The sweet history of Christmas cookies

by Jacob Fuller

Megan Udinski, FISM News

 

As you gather with friends and family this season, you are probably expecting to see carefully crafted platters of Christmas cookies or you have even spent time baking your own. Christmas cookies have a long history dating back to the middle ages.

The infamous gingerbread cookie has its roots in 16th-century Europe. There were laws during that time restricting the baking of gingerbread to guildsmen, individuals licensed by the government. Once a year, at Christmastime, the rules were relaxed and everyone could make the tasty treat in their own home.

Gingerbread has its origins in the Crusades and began as a breadcrumb, honey, and spice mixture pressed into a religiously decorated cookie board, known more commonly as speculoos today.

These cookies would have contained the same spices we associate with Christmas time today: cinnamon, nutmeg, and ginger.

It is rumored cookie cutters originated from Queen Elizabeth I requesting that her gingerbread treats were created to look like each of her guests resulting in a tin little man shape. Since then, the cutters have been made from aluminum, copper, and plastic.

Near the end of the 16th century, Germans began connecting Christmas cookies with Christmas trees. They would decorate communion wafers, also called oblaten, and hang them on their Tannenbaum.

Then, in the 1800s, Americans adopted this tradition by hanging Barnum’s Animal Crackers boxes on their trees. Many still mimic this tradition today by hanging gingerbread look-alike ornaments.

In the 1600s, bakers would combine sugar and egg whites to create the original icing topping. Once the mixture cooled it resembled real-life icicles, hence the name.

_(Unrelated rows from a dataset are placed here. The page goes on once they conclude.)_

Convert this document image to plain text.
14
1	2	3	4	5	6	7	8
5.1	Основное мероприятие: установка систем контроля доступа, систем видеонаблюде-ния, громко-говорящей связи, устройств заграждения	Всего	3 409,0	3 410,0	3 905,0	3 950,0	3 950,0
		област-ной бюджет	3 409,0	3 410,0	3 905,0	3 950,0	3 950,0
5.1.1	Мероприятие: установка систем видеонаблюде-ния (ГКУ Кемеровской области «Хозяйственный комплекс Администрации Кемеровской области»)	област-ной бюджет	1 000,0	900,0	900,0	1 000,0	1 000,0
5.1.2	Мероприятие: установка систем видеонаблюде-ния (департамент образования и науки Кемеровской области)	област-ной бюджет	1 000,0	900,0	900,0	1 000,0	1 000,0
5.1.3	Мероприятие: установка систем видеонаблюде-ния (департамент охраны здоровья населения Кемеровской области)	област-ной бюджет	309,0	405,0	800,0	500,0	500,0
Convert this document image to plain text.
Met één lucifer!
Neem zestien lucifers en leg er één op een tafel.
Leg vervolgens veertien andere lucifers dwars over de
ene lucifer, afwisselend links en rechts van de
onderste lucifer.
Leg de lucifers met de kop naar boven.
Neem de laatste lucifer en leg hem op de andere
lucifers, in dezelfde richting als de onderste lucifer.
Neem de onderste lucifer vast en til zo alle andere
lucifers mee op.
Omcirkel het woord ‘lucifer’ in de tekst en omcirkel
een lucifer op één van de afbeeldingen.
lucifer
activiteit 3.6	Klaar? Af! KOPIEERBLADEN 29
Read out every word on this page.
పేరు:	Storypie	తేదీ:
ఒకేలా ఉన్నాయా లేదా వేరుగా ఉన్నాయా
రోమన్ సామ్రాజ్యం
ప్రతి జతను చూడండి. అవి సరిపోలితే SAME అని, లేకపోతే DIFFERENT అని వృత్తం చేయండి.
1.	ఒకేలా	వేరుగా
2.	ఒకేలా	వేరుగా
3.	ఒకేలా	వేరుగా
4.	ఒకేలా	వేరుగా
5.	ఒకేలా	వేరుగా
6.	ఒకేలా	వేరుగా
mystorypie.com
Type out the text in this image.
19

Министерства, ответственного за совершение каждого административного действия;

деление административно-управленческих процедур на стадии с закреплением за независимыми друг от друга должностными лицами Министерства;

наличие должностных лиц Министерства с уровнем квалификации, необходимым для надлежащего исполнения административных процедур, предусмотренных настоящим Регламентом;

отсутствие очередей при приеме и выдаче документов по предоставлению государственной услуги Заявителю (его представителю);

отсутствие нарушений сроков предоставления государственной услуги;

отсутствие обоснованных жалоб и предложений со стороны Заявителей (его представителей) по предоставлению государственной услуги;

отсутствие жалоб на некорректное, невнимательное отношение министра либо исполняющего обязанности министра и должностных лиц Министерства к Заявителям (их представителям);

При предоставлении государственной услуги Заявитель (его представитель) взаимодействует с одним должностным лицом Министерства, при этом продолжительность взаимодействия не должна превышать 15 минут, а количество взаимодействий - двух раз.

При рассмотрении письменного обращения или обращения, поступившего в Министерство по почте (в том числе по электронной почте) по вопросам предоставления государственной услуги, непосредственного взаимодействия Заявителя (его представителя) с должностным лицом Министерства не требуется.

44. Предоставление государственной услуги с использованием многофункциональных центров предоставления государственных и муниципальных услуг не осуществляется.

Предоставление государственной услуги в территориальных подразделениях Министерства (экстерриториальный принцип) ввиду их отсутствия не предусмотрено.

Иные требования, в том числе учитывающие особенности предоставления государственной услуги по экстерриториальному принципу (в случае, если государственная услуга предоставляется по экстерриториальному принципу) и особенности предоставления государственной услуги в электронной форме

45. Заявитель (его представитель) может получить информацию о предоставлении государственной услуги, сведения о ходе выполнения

With this evolution of Christmas cookies, where does the tradition of setting out cookies and milk for Santa Claus fit in? This tradition has a sweet history we could all learn from which originated in the 1930s. Historians believe that parents during the Depression encouraged their children to put these treats out in order to teach charity, compassion, and thankfulness during difficult times.

In 2021, it was estimated that “Santa Claus” consumed over 330 million cookies on Christmas Eve night. Some even put out carrots for the reindeer.